- Miałyśmy nie chodzić, nie mówić. Mama w to jednak nie uwierzyła. Pokazała środkowy palec ekspertom i zawalczyła. Ćwiczyła z nami niemal codziennie. Chyba przesadziła, bo teraz z siostrą biegamy po ścianie – mówi Aleksandra Kałucka, brązowa medalistka igrzysk olimpijskich w Paryżu we wspinaczce na czas.
Miały nie chodzić. Nie tylko chodzą – a biegają, w pionie, po ścianie.
Miały nie widzieć. Widzą na jedno oko. Czy to problem, żeby wygrywać największe imprezy na świecie? Nie.
Miały nie mówić. Słychać je z daleka.
Natalia i Aleksandra Kałuckie są znanymi na całym świecie wspinaczkami. Specjalizacja: bieg na czas. Często wymieniają się miejscami na podium.

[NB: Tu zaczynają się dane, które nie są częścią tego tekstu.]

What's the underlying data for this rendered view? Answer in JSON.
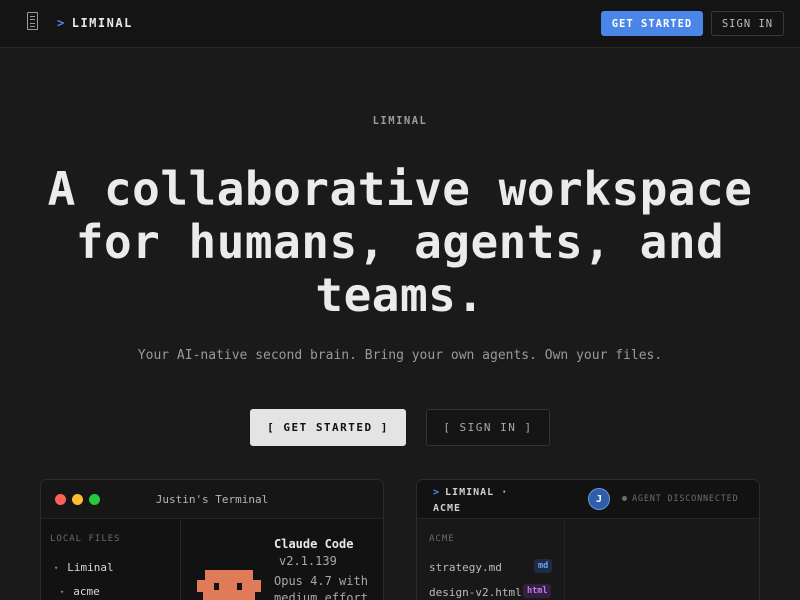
{
  "nav": {
    "logo_icon": "document-icon",
    "brand_prompt": ">",
    "brand": "LIMINAL",
    "get_started": "GET STARTED",
    "sign_in": "SIGN IN"
  },
  "hero": {
    "eyebrow": "LIMINAL",
    "headline": "A collaborative workspace for humans, agents, and teams.",
    "subhead": "Your AI-native second brain. Bring your own agents. Own your files.",
    "cta_primary": "[ GET STARTED ]",
    "cta_secondary": "[ SIGN IN ]"
  },
  "terminal": {
    "title": "Justin's Terminal",
    "sidebar_label": "LOCAL FILES",
    "tree": [
      {
        "label": "Liminal",
        "icon": "chevron-down-icon"
      },
      {
        "label": "acme",
        "icon": "chevron-down-icon"
      }
    ],
    "agent_name": "Claude Code",
    "agent_version": "v2.1.139",
    "agent_model": "Opus 4.7 with medium effort"
  },
  "workspace": {
    "title_prompt": ">",
    "title": "LIMINAL · ACME",
    "avatar_initial": "J",
    "status": "AGENT DISCONNECTED",
    "sidebar_label": "ACME",
    "files": [
      {
        "name": "strategy.md",
        "badge": "md"
      },
      {
        "name": "design-v2.html",
        "badge": "html"
      }
    ]
  },
  "colors": {
    "background": "#1a1a1a",
    "accent": "#4a86e8",
    "pixel_avatar": "#e07b5a"
  }
}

Natalia, młodsza z sióstr (o dwie minuty), była najlepszą zawodniczką Pucharu Świata 2023, mistrzynią świata we wspinaczce na czas z 2021 roku. W 2022 roku w konkurencji na czas zdobyła srebrny medal World Games oraz brązowy medal mistrzostw Europy. W 2023 roku, w rodzinnym Tarnowie, zdobyła złoty medal igrzysk europejskich. W tym samym roku odniosła zwycięstwo w końcowej klasyfikacji Pucharu Świata.

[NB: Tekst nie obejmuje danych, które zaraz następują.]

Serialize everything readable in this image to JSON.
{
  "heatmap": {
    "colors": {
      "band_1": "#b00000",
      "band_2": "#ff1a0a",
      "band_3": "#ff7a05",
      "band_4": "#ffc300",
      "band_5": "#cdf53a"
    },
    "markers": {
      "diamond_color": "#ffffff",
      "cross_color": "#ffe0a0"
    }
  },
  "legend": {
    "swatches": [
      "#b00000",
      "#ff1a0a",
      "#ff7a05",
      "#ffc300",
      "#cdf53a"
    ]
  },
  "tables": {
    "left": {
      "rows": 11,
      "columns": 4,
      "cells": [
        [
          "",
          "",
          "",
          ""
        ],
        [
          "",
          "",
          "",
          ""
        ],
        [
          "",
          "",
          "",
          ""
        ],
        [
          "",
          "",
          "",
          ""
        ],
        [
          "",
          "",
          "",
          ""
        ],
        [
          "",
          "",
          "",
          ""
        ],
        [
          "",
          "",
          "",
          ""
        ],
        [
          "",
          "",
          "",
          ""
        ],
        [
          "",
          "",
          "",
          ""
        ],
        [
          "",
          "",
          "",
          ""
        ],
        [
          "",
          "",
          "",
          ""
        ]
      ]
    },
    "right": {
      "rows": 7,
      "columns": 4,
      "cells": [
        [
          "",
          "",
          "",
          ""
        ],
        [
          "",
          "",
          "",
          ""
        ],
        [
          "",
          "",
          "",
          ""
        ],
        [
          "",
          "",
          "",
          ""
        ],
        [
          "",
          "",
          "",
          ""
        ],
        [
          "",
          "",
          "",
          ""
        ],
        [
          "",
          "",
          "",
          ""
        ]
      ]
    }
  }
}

Na igrzyska olimpijskie w Paryżu jednak nie pojechała. Wyeliminowała ją jej siostra.
Ola z kolei w 2017 roku w Innsbrucku zdobyła złoty medal podczas mistrzostw świata juniorów. Rok później została mistrzynią Polski seniorów w konkurencji na czas. Wzięła udział w Letnich Igrzyskach Olimpijskich Młodzieży 2018, a w 2022 roku wygrała klasyfikację generalną Pucharu Świata.
Na początku lipca Ola śpiewająco obroniła pracę licencjacką. Kierunek: matematyka. Temat: wspinaczka – a jakże. Miesiąc później sięgnęła po olimpijski brąz.

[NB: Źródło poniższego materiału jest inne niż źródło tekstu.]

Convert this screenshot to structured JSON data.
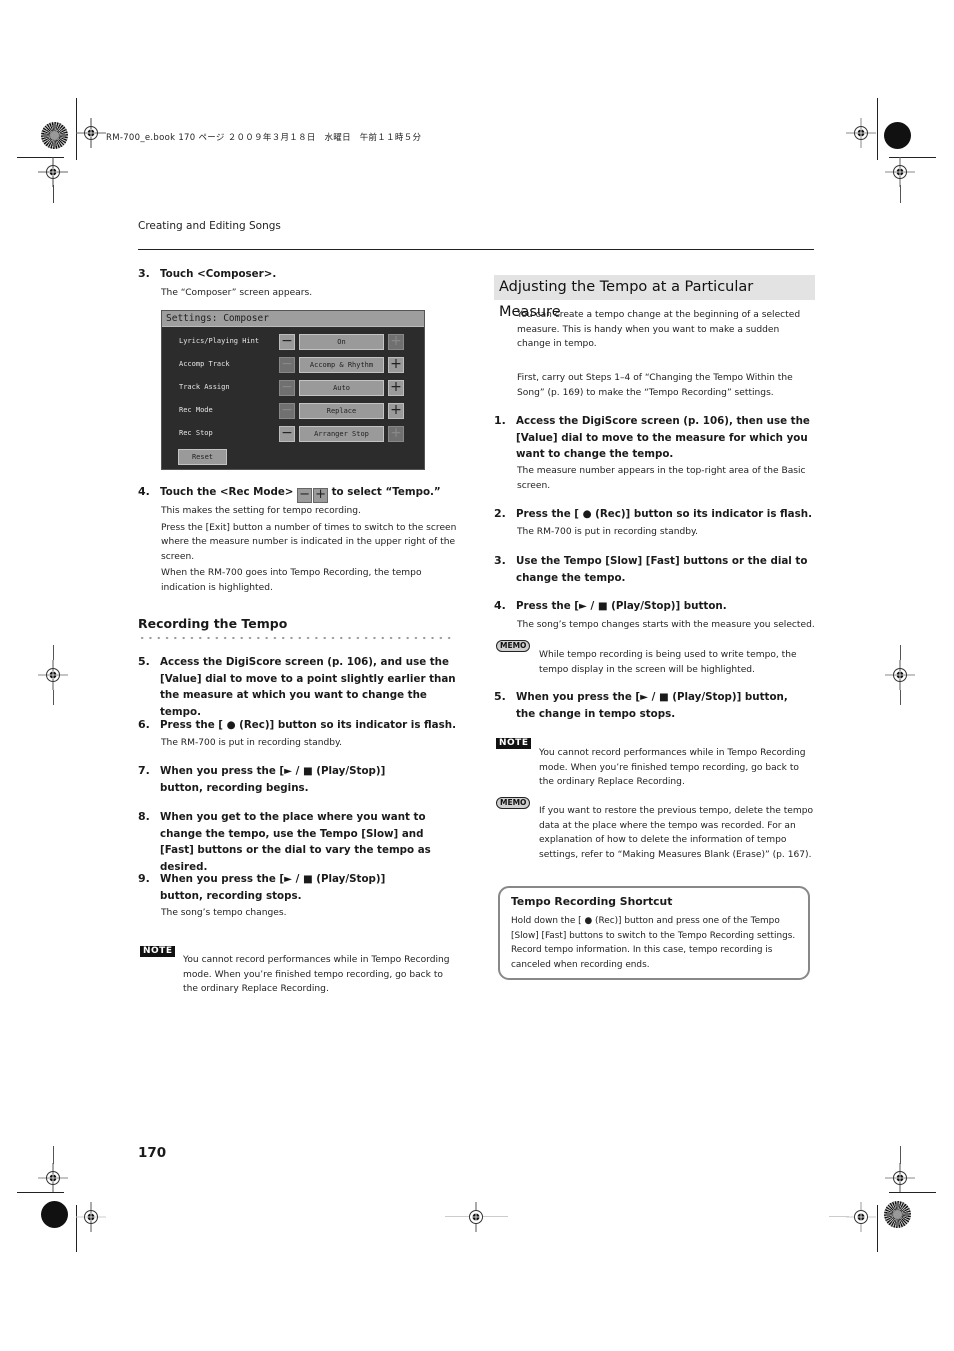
{
  "print_header": "RM-700_e.book  170 ページ  ２００９年３月１８日　水曜日　午前１１時５分",
  "running_head": "Creating and Editing Songs",
  "page_number": "170",
  "left": {
    "step3": {
      "num": "3.",
      "title": "Touch <Composer>.",
      "body": "The “Composer” screen appears."
    },
    "composer_screen": {
      "title": "Settings: Composer",
      "rows": [
        {
          "label": "Lyrics/Playing Hint",
          "value": "On",
          "minus_enabled": true,
          "plus_enabled": false
        },
        {
          "label": "Accomp Track",
          "value": "Accomp & Rhythm",
          "minus_enabled": false,
          "plus_enabled": true
        },
        {
          "label": "Track Assign",
          "value": "Auto",
          "minus_enabled": false,
          "plus_enabled": true
        },
        {
          "label": "Rec Mode",
          "value": "Replace",
          "minus_enabled": false,
          "plus_enabled": true
        },
        {
          "label": "Rec Stop",
          "value": "Arranger Stop",
          "minus_enabled": true,
          "plus_enabled": false
        }
      ],
      "minus_glyph": "−",
      "plus_glyph": "+",
      "reset_label": "Reset"
    },
    "step4": {
      "num": "4.",
      "title_pre": "Touch the <Rec Mode>",
      "title_post": "to select “Tempo.”",
      "body": [
        "This makes the setting for tempo recording.",
        "Press the [Exit] button a number of times to switch to the screen where the measure number is indicated in the upper right of the screen.",
        "When the RM-700 goes into Tempo Recording, the tempo indication is highlighted."
      ]
    },
    "subheading": "Recording the Tempo",
    "steps": [
      {
        "num": "5.",
        "title": "Access the DigiScore screen (p. 106), and use the [Value] dial to move to a point slightly earlier than the measure at which you want to change the tempo.",
        "body": ""
      },
      {
        "num": "6.",
        "title": "Press the [ ● (Rec)] button so its indicator is flash.",
        "body": "The RM-700 is put in recording standby."
      },
      {
        "num": "7.",
        "title": "When you press the [► / ■ (Play/Stop)] button, recording begins.",
        "body": ""
      },
      {
        "num": "8.",
        "title": "When you get to the place where you want to change the tempo, use the Tempo [Slow] and [Fast] buttons or the dial to vary the tempo as desired.",
        "body": ""
      },
      {
        "num": "9.",
        "title": "When you press the [► / ■ (Play/Stop)] button, recording stops.",
        "body": "The song’s tempo changes."
      }
    ],
    "note": {
      "badge": "NOTE",
      "text": "You cannot record performances while in Tempo Recording mode. When you’re finished tempo recording, go back to the ordinary Replace Recording."
    }
  },
  "right": {
    "section_title": "Adjusting the Tempo at a Particular Measure",
    "intro": "You can create a tempo change at the beginning of a selected measure. This is handy when you want to make a sudden change in tempo.",
    "prereq": "First, carry out Steps 1–4 of “Changing the Tempo Within the Song” (p. 169) to make the “Tempo Recording” settings.",
    "steps": [
      {
        "num": "1.",
        "title": "Access the DigiScore screen (p. 106), then use the [Value] dial to move to the measure for which you want to change the tempo.",
        "body": "The measure number appears in the top-right area of the Basic screen."
      },
      {
        "num": "2.",
        "title": "Press the [ ● (Rec)] button so its indicator is flash.",
        "body": "The RM-700 is put in recording standby."
      },
      {
        "num": "3.",
        "title": "Use the Tempo [Slow] [Fast] buttons or the dial to change the tempo.",
        "body": ""
      },
      {
        "num": "4.",
        "title": "Press the [► / ■ (Play/Stop)] button.",
        "body": "The song’s tempo changes starts with the measure you selected."
      },
      {
        "num": "5.",
        "title": "When you press the [► / ■ (Play/Stop)] button, the change in tempo stops.",
        "body": ""
      }
    ],
    "memo1": {
      "badge": "MEMO",
      "text": "While tempo recording is being used to write tempo, the tempo display in the screen will be highlighted."
    },
    "note": {
      "badge": "NOTE",
      "text": "You cannot record performances while in Tempo Recording mode. When you’re finished tempo recording, go back to the ordinary Replace Recording."
    },
    "memo2": {
      "badge": "MEMO",
      "text": "If you want to restore the previous tempo, delete the tempo data at the place where the tempo was recorded. For an explanation of how to delete the information of tempo settings, refer to “Making Measures Blank (Erase)” (p. 167)."
    },
    "shortcut": {
      "title": "Tempo Recording Shortcut",
      "body": "Hold down the [ ● (Rec)] button and press one of the Tempo [Slow] [Fast] buttons to switch to the Tempo Recording settings. Record tempo information. In this case, tempo recording is canceled when recording ends."
    }
  }
}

- Natalia była podczas igrzysk moim największym kibicem – mówi nam teraz Ola.
W rozmowie z nami przyznaje też, że ich mama zawsze zamyka oczy, kiedy ogląda rywalizacje sióstr. One konkurować ze sobą… lubią.
Brązowa medalistka opowiadała nam, jak się sięga gwiazd. Mówi też o wcześniactwie, choć nie lubi tego robić. Przekonuje: trzeba cisnąć.
- U nas w sporcie nie ma osoby, która jest idealna, jest idealnie zbudowana, ma idealne ciało. Bolt - najszybszy człowiek na świecie - miał skoliozę i płaskostopie. Wszystko się da. W sporcie nie ma bogów. Wszyscy mamy swoje wady i zalety i to wykorzystujemy – mówi olimpijka.
17 listopada obchodzony jest Światowy Dzień Wcześniaka.
Klaudia Ziółkowska: Co czułaś, kiedy sięgałaś po olimpijski brąz?
Aleksandra Kałucka: Byłam w bardzo dużych emocjach. Przed cały pobyt w wiosce olimpijskiej emocje trzymałam w sobie, żeby pozwoliły mi wystartować. Później wybuchły, mało pamiętam. Na pewno – duma, szczęście, ale i ulga. Że już po wszystkim. Trochę nie wierzyłam, że to zrobiłam. I uczucie: że już nie ma w sporcie nic, czego nie dam rady zrobić.